FROM 1970S CHICAGO TO 2018 WHEATON: A TIMELINE OF EVANGELICAL BACKSLIDING
So what happened?
Politics happened. A political assault and takeover was successfully executed by the Republican right wing — and the “Religious Right” was born. White evangelicals, in particular, were targeted by a far-right movement steeped in racism and were deliberately politicized. It is now painfully clear that the evangelical world was strategically and politically co-opted — not by more conservative evangelical leaders, but by political operatives from the Republican Party who saw a real opportunity to take over the evangelical world by making particular appeals to “conservative social issues.”
This isn’t hyperbolic rhetoric. Those right-wing political operatives — like Richard Viguerie, Paul Weyrich, Kevin Phillips, and Terry Dolan — would later say as much about what they did and how they did it to recruit white evangelicals. They approached fundamentalist leaders like Jerry Falwell and Pat Robertson and offered to make them household names if they gave them their mailing lists. Richard Viguerie, now a cordial dialogue partner of mine and ally on ending capital punishment, was the direct mail guru of the day. Richard and his fellow Republican activists created new organizations like the Moral Majority, with Falwell and Robertson as the public figures with them — the political operatives — behind the scenes. That politicization of white evangelicals has now culminated in their unbelievable, uncritical support for a man like Donald Trump.
This was never a theological debate; it was a political take-over — and it worked. While Sojourners was referenced as “young evangelicals” in the 1970s, by 1980, we were called an “alternative to the Religious Right” — and those on the right have called us leftist ever since. I have always resisted being called “the religious left.” Sojourners cares so deeply about poverty and racism and war because of the Bible, not because of political ideology. “Progressive evangelicals,” as some of us are now called, have regularly challenged the Democrat’s extreme positions on abortion, have affirmed covenantal sexuality, and consistently push Democrats to go much deeper on both racism and poverty — which is why so many of us feel politically homeless. Now already, the far-right is targeting young evangelicals of color, some of whom were the co-chairs of the Wheaton meeting, as “political,” on the left, as Democrats and Obama supporters. They continue to try to politicize us despite the historical fact that it is they and their far-right allies who have been the ones to politicize the evangelical world.

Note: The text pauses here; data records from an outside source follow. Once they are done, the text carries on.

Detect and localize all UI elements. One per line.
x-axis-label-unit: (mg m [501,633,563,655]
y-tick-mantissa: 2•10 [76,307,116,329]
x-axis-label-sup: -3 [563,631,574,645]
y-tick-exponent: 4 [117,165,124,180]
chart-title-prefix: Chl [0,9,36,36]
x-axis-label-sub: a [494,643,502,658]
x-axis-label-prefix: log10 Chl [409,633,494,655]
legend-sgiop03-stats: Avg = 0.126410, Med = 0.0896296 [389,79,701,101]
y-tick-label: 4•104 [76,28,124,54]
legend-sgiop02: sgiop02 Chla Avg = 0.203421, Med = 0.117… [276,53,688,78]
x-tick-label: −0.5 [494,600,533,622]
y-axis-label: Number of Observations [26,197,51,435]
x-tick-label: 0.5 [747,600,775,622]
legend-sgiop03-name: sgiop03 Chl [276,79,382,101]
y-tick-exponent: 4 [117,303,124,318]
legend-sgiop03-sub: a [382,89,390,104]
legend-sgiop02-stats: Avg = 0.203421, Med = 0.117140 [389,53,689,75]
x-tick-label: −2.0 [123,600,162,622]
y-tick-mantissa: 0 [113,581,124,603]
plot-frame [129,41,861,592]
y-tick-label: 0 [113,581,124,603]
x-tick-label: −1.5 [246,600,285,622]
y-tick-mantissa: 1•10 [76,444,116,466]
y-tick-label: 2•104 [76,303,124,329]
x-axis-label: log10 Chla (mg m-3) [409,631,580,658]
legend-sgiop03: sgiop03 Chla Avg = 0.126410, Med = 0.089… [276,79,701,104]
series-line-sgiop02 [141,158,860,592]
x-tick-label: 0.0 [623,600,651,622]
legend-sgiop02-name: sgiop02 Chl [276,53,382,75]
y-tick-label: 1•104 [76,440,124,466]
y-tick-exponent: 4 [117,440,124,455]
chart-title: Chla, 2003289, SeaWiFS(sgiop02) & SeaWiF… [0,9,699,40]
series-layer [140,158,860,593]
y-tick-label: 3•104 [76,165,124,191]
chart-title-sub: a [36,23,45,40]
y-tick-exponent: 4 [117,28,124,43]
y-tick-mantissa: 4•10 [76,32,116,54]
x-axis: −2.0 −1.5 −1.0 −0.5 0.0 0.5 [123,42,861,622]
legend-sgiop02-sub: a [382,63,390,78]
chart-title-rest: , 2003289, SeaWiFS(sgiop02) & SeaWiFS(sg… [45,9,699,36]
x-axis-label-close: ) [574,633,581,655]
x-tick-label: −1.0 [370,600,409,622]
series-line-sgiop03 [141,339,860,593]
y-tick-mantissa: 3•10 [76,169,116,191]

Evangelical scholar and activist Lydia Bean told the Wheaton meeting last week that the far-right doesn’t even need religious figures anymore to reach their evangelical targets, as Fox News has captured the white evangelical audience and can reach them directly now. Even evangelical megachurch pastors wearily tell me, “I have my people for about two hours a week if I’m lucky, but Fox News has them 24/7. I can’t compete with that.” Is MSNBC partisan, too? Of course, but they and other cable and mainstream outlets don’t represent religious people, and often even neglect or disrespect them. The “liberal media” actually likes to cover the Religious Right and Trump evangelicals because of the way it paints Christianity as extreme, which confirms existing biases — and gets clicks.